Fartlek surges are 30 seconds to 2+ minutes at moderate to comfortably hard effort. They target the aerobic and threshold systems at a light level. They happen during the run.
Both can appear in the same training week, but they shouldn't appear in the same session. One modifier per run.
How Not to Ruin It
Don't make it structured. The moment you prescribe "6 x 2 minutes at threshold with 90 seconds jog," you've created a threshold interval session. That's a fine workout, but it's not fartlek. Let the surges happen naturally.
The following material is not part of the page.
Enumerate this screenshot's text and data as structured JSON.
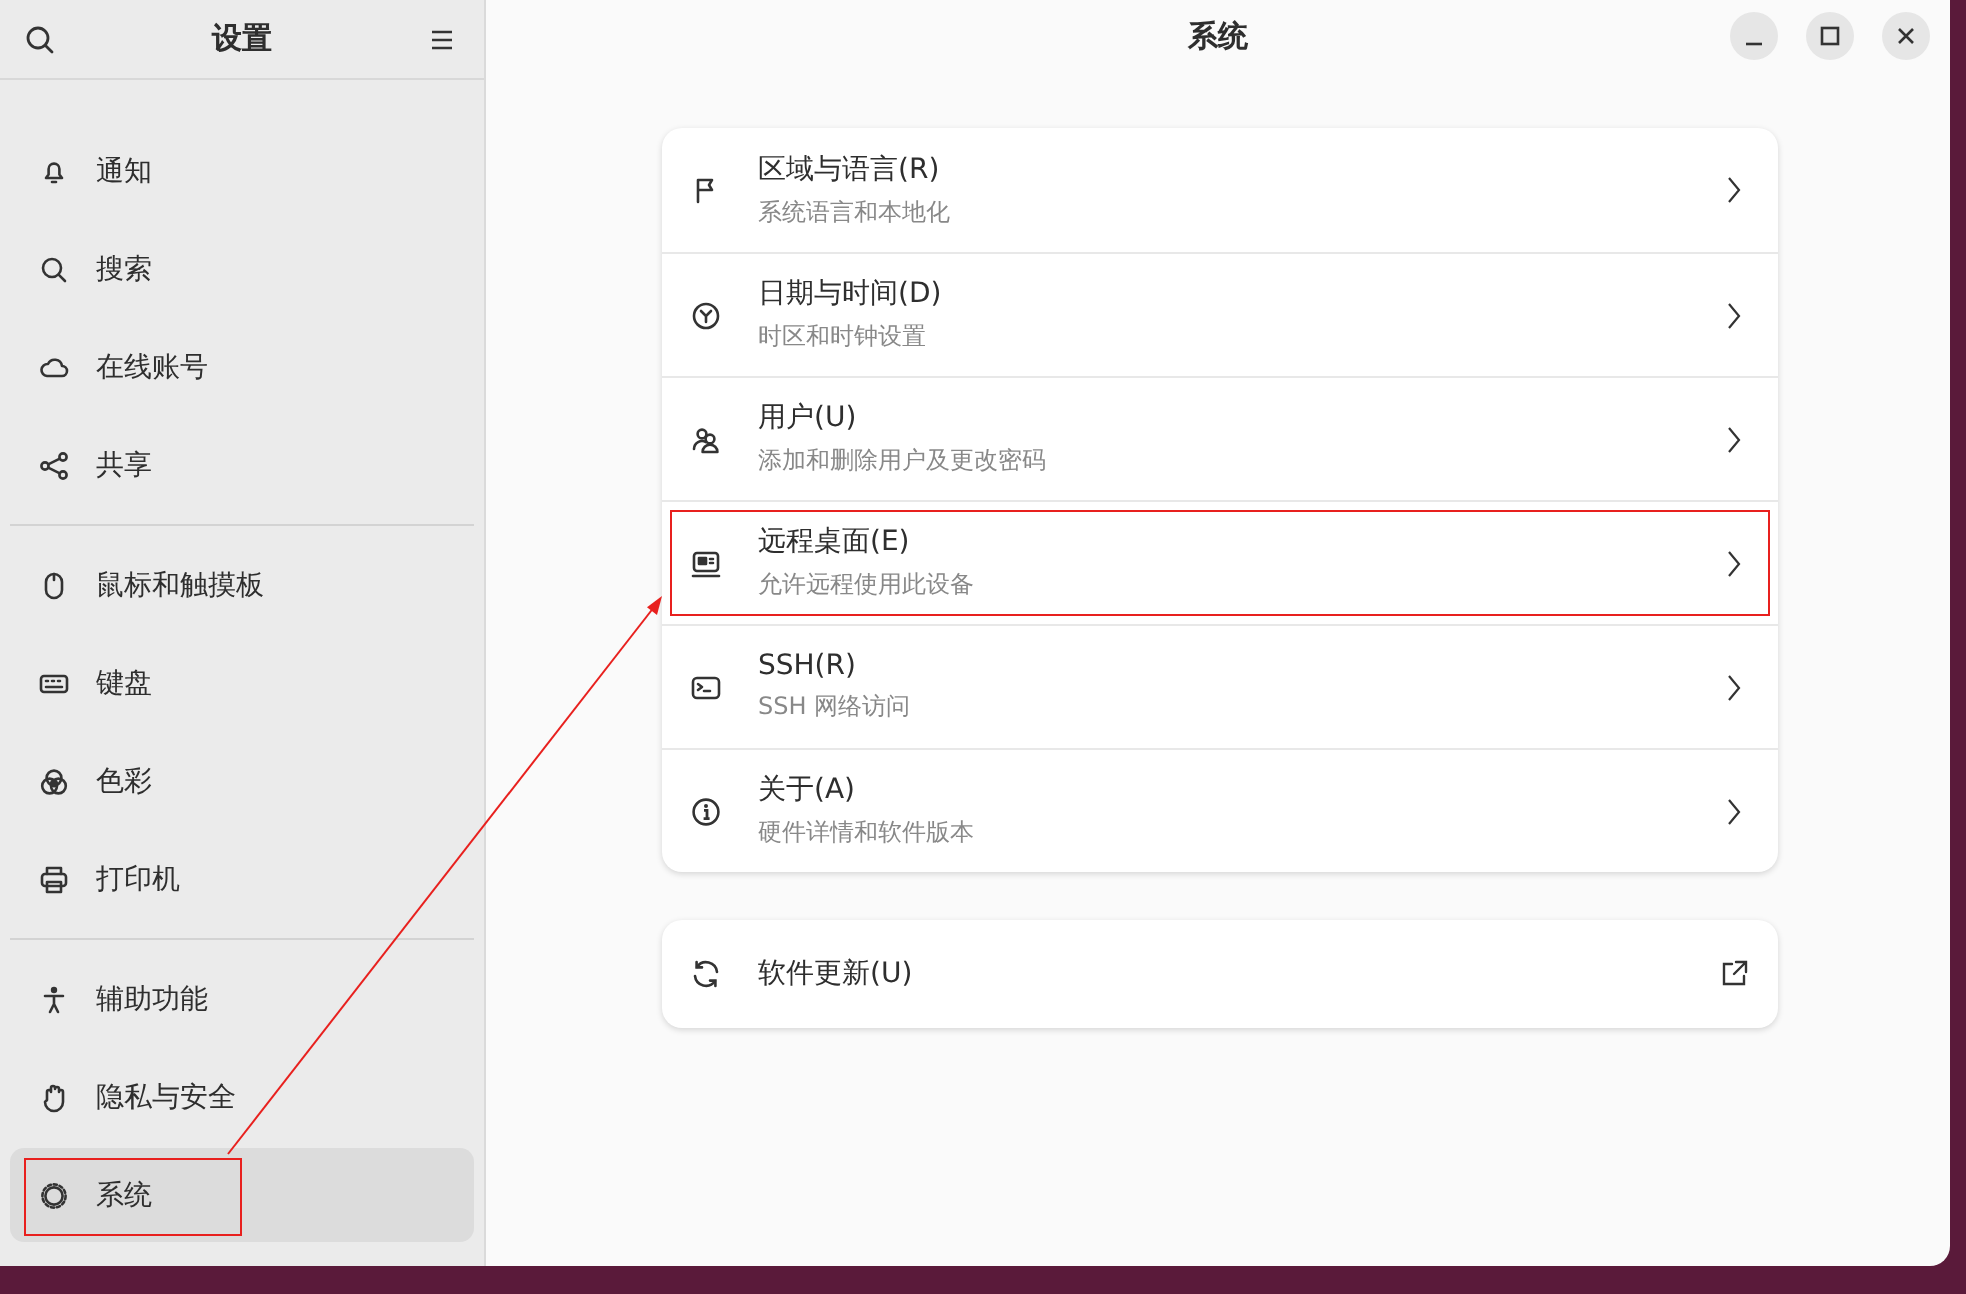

Don't make it too hard. Fartlek should feel like speed play, not speed work. If you finish the session feeling wrecked, the surges were too long, too fast, or too frequent. The overall session should feel like an easy day with some spice.
Don't use it as a replacement for threshold work. During the build and peak phases, when tempo runs and intervals are on the schedule, fartlek is a complement, not a substitute. If you find yourself skipping tempo sessions in favour of "I'll just do fartlek instead," you're avoiding the precise stimulus your training needs.
Don't skip recovery between surges. If you string surges together with only 30 seconds of easy running between them, the efforts blend into a continuous threshold effort. Give yourself 2 to 4 minutes of genuine easy running between surges.
Practical Guidelines
- Total session: 35 to 50 minutes including warmup and cooldown.
- Number of surges: 4 to 8. More if they're short, fewer if they're long.
- Surge duration: 30 seconds to 2 minutes. Vary them within the session.
- Surge intensity: Moderate to comfortably hard. RPE 6 to 7. Not all-out.
- Recovery: Return to easy pace for 2 to 4 minutes between surges.
- Frequency: 1 to 2 per week during base phase; decreasing through build and peak.
- Terrain: Anywhere. Fartlek works on roads, trails, grass, parks. Mixed terrain adds natural variety.